Когда Валя вернулась со службы, смеху и хохоту нашему не было конца… Мы с ней решили хотя бы первые два-три дня никого не видеть и не говорить нашим друзьям о моем к ней переезде. Хотелось походить вдвоем с ней в театры, заняться шитьем кое-каких туалетов. Иногда было так приятно такое времяпрепровождение, иногда так хотелось отдохнуть от людей…
Так, болтая и развивая всякие заманчивые планы на предстоящие дни, мы сидели за вечерним чаем, как вдруг вслед за раздавшимся в передней звонком в дверь Валиной комнаты постучала Марфуша.
— Валентина Кинстинтинна, к вам! — раздался ее голос.
Снова послышался стук в дверь, но на этот раз легкий и нерешительный. Мы обе невольно встали из-за стола навстречу неожиданному гостю. Валя шагнула к порогу.
— Входите же, входите! — торопливо сказала она и распахнула дверь.
В комнату вошел совершенно нам обеим незнакомый человек.
— Простите… я от вашего знакомого… я имею к вам письмо… простите, одну минуту… — говорил он сбивчиво, при этом торопливо и взволнованно роясь в своих карманах.
С первых же его слов, несмотря на то, что он превосходно и бегло говорил по-русски, буква «в», которую он выговаривал чуть тверже обыкновенного, похожая на «ф», выдавала в нем француза. Это предположение подтвердил очень плотный темно-коричневый драп его пальто, парижская шляпа, перчатки, которые он, сняв, впихнул в карман, и в особенности кашне. Оно было хотя и ярко, но необычайно красиво: но бледно-лимонному фону ползли коричневые, золотые и оранжевые тонкие клетки.
— Вот… наконец! — облегченно вздохнул пришедший, с торжествующей улыбкой протягивая нам обеим сиреневый, чуть смятый конверт. Пытливо всматриваясь то в одну из нас, то в другую, он спросил:
— Простите, но кто из вас Валентина Константиновна?
— Это я. — Валя взяла письмо и приветливо сказала: — Прежде всего выходите в переднюю и раздевайтесь, там у моих дверей вешалка, вы увидите.
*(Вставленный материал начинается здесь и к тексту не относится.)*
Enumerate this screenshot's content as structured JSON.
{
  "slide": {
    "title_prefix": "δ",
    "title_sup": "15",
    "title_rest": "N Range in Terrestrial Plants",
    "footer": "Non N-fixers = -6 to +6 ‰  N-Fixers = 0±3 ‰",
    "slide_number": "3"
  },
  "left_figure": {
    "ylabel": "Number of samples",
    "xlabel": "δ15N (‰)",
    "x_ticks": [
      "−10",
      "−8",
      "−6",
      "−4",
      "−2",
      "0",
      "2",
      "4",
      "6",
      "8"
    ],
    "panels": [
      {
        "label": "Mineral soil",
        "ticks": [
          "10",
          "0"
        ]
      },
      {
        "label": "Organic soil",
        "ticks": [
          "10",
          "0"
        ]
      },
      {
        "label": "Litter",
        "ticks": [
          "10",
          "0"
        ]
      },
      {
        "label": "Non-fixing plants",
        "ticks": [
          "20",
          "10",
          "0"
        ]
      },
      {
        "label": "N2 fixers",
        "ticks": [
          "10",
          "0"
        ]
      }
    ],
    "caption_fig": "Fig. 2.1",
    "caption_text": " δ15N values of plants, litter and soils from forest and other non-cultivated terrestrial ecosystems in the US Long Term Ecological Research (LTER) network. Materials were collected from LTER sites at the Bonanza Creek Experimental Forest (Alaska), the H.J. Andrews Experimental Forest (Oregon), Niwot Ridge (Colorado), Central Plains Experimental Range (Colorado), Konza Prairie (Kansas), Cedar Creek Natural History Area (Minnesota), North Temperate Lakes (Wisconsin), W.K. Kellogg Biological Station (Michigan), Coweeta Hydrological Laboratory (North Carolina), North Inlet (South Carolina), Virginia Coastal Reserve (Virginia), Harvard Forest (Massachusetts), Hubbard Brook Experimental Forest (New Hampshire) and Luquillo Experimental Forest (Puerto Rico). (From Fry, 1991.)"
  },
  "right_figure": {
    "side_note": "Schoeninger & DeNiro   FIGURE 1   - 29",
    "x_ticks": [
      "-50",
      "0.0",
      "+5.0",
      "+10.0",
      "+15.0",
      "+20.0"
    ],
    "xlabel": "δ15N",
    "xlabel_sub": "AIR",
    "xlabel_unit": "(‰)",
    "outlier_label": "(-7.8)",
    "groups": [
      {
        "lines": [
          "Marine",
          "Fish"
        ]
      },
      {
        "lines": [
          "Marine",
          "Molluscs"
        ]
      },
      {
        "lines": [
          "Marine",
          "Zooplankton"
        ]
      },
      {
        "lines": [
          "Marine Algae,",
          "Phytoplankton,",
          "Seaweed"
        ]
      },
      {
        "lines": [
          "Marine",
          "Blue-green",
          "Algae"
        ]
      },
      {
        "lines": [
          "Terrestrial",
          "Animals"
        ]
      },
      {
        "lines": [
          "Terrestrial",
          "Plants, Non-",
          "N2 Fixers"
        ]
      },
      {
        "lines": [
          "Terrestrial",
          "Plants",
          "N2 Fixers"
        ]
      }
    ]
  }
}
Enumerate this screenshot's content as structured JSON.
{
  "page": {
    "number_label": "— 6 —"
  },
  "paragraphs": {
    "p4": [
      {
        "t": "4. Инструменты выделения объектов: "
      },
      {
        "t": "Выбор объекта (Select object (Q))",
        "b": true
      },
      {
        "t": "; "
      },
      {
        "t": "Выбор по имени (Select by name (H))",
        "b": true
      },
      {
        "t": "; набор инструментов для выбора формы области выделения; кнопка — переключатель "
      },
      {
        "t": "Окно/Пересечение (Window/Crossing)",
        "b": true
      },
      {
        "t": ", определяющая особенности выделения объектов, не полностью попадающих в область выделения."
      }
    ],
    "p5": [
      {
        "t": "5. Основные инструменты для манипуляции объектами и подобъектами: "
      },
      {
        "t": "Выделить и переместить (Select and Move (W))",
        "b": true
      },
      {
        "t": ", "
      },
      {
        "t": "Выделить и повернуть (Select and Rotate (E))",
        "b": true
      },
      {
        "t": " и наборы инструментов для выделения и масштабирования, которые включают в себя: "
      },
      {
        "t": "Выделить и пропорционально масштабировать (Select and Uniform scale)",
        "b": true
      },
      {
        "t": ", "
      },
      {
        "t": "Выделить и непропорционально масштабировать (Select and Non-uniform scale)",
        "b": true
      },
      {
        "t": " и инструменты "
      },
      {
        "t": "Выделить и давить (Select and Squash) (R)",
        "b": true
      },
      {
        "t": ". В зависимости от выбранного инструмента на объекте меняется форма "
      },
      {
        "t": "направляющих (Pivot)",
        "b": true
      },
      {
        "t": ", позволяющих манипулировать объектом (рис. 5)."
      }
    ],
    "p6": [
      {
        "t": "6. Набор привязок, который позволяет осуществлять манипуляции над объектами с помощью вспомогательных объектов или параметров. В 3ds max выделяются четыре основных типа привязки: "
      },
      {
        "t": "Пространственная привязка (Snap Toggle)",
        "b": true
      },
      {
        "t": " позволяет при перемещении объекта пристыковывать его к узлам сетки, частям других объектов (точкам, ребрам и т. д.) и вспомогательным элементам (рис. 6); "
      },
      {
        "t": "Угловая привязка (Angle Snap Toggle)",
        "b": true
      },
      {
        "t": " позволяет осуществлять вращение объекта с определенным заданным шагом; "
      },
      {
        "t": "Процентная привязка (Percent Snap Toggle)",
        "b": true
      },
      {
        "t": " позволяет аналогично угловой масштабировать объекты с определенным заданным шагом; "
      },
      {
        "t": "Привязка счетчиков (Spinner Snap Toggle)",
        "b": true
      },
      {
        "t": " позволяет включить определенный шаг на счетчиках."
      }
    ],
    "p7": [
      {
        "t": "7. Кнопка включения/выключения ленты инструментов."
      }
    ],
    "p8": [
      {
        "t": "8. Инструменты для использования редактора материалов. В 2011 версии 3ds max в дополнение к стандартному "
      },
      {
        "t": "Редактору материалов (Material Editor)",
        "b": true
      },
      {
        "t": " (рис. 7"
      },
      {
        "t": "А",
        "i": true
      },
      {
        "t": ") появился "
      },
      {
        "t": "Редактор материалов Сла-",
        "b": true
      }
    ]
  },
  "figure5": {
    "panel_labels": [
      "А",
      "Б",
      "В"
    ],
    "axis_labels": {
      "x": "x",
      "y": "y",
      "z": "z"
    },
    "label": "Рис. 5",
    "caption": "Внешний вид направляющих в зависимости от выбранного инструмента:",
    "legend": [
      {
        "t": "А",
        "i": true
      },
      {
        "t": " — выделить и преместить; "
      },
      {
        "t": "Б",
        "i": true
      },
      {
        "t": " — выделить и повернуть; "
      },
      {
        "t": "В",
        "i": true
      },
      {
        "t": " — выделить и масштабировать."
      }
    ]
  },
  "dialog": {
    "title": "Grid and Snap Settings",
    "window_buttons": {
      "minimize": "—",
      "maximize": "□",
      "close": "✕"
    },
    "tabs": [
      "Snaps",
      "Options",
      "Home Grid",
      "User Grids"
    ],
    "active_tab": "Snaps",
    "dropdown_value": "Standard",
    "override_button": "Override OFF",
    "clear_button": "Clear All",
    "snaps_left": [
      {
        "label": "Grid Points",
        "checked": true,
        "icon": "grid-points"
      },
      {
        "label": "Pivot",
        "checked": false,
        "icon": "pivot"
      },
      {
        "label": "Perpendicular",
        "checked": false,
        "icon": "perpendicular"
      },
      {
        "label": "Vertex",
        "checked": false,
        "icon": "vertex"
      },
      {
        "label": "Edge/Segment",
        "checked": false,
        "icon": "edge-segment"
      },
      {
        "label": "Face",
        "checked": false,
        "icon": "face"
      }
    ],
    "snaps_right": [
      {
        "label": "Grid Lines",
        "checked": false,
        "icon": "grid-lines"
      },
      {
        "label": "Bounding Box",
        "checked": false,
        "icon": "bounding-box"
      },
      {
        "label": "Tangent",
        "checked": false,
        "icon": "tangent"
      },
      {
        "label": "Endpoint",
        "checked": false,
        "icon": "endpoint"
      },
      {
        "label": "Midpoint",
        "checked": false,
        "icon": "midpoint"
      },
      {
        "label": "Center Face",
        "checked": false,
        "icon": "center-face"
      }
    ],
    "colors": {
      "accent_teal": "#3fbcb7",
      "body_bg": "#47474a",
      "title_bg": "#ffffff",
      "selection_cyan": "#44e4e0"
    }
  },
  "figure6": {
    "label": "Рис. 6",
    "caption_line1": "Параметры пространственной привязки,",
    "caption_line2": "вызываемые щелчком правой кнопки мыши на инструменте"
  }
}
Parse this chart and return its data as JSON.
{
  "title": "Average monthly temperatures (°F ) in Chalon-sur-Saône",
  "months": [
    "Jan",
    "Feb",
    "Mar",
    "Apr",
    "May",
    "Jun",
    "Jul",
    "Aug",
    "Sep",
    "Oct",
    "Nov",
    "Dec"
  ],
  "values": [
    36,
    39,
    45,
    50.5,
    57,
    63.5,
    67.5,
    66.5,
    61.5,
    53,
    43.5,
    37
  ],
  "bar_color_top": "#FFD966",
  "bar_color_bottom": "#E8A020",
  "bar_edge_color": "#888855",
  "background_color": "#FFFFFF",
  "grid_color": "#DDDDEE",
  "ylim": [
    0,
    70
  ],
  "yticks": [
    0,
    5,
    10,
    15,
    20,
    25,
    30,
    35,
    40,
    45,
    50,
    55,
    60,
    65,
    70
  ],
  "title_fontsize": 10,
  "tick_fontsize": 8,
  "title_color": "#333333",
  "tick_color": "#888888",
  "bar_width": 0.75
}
А мы пока прочтем здесь письмо…
Оно оказалось от одного давнишнего Валиного поклонника, американца, много лет назад уехавшего за границу.
«…мой друг Жильбер Пикар, с которым вместе я учился на инженера, предстанет перед Вами с этим письмом, — писал он. — Мечтой его самой заветной была всегда поездка в Советский Союз. Она сбылась: он едет к Вам жить и работать. Он долго добивался того, чтобы попасть в группу иностранных специалистов, въезд которых был разрешен вашим правительством. Я возлагаю на Вас все мои надежды и верю в то, что благодаря Вашему обществу мой друг увидит все достопримечательности Вашей столицы, а главное, что он не будет одинок в таком большом городе, как Москва…» За этим следовали всякие светские любезности.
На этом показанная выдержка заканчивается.